A city is a lot more than a collection of tall buildings on the skyline.

What makes a city a great place to live and visit are the shared spaces in between—the sidewalks, the plazas, the parks, the waterfront, says landscape architect James Corner,the lead designer of New York’s High Line, a much-acclaimed park built on an obsolete elevated railroad spur that winds through portions of Manhattan below 34th Street.

Mr. Corner is part of a new wave of muscular landscape architects who say their work is about more than planting trees and grass: It is about reshaping the identity of a place and how the people who live there see themselves. As cities compete for high-tech industry, skilled workers and tourism, that is becoming more important, he says.

“Part of the pleasure of being in the city is to be in these public places and just sit and watch the world go by,” says Mr. Corner, who currently is working on waterfront projects in Seattle and Hong Kong, and redoing part of Chicago’s historic Navy Pier. “It is partly what makes New York livable and cool and gives it an edge so that it has an identity.

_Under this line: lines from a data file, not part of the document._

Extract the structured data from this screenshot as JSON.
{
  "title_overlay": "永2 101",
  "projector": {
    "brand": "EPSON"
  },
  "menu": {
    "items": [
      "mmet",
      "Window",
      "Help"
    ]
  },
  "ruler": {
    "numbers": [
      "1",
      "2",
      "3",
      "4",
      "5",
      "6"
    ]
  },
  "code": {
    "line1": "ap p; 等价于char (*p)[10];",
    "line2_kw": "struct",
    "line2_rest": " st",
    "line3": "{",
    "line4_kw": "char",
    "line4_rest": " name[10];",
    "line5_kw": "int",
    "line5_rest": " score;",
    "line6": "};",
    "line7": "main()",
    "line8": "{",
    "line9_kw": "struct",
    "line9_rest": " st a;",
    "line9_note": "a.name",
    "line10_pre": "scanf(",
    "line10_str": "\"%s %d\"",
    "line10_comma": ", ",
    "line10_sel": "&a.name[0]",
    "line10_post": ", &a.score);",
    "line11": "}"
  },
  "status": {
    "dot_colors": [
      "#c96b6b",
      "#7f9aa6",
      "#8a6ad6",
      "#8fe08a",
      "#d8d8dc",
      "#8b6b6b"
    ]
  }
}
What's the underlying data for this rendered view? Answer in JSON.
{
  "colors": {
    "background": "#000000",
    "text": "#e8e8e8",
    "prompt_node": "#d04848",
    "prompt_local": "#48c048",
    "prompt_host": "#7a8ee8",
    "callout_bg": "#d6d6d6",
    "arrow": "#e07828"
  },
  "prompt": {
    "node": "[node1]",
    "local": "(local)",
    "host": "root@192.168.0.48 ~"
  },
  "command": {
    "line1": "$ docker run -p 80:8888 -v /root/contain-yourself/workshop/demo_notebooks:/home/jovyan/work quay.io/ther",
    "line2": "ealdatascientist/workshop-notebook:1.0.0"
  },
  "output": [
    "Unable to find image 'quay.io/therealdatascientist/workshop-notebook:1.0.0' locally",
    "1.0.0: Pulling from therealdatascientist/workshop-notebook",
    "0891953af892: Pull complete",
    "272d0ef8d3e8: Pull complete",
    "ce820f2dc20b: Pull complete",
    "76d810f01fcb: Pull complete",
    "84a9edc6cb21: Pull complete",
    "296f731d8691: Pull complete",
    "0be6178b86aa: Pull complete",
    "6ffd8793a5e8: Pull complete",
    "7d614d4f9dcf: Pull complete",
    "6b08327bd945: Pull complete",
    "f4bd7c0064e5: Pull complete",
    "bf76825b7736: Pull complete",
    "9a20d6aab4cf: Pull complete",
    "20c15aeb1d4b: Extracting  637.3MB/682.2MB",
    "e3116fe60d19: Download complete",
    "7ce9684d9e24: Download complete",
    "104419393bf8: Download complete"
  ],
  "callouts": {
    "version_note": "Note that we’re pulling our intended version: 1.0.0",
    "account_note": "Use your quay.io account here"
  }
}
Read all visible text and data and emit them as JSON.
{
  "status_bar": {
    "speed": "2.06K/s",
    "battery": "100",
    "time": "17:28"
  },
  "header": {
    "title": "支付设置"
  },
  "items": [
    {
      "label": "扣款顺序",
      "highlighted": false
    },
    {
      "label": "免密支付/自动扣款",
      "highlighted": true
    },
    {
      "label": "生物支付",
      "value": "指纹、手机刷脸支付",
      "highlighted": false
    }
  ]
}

Chicago is trying to do the same thing.”

Here are some of Mr. Corner’s principles for breathing new life into dead or dying urban spaces:

Dare to be different

Too many cities have followed the same playbook in reinventing their postindustrial landscapes, becoming more alike in the process, Mr. Corner says.

“The Asian cities are a classic case in point,” he says. “They are just looking at whatever the biggest and best is in another city and they are doing it themselves. It is just producing a frightening sort of level of sameness,” when the goal, he says, should be to create urban spaces that reflect a city’s own unique energy and buzz.

When creating a master plan for a Chinese city of 2.5 million to be built on reclaimed land in a waterfront district in Shenzhen, China, Mr. Corner homed in on the area’s natural feature: water.

The city he designed is divided into districts by five channels of water that flow through it. The channels are shaped to create parks, open spaces and wetland terraces that will naturally process polluted runoff, storing and cleansing it before it reaches the harbor.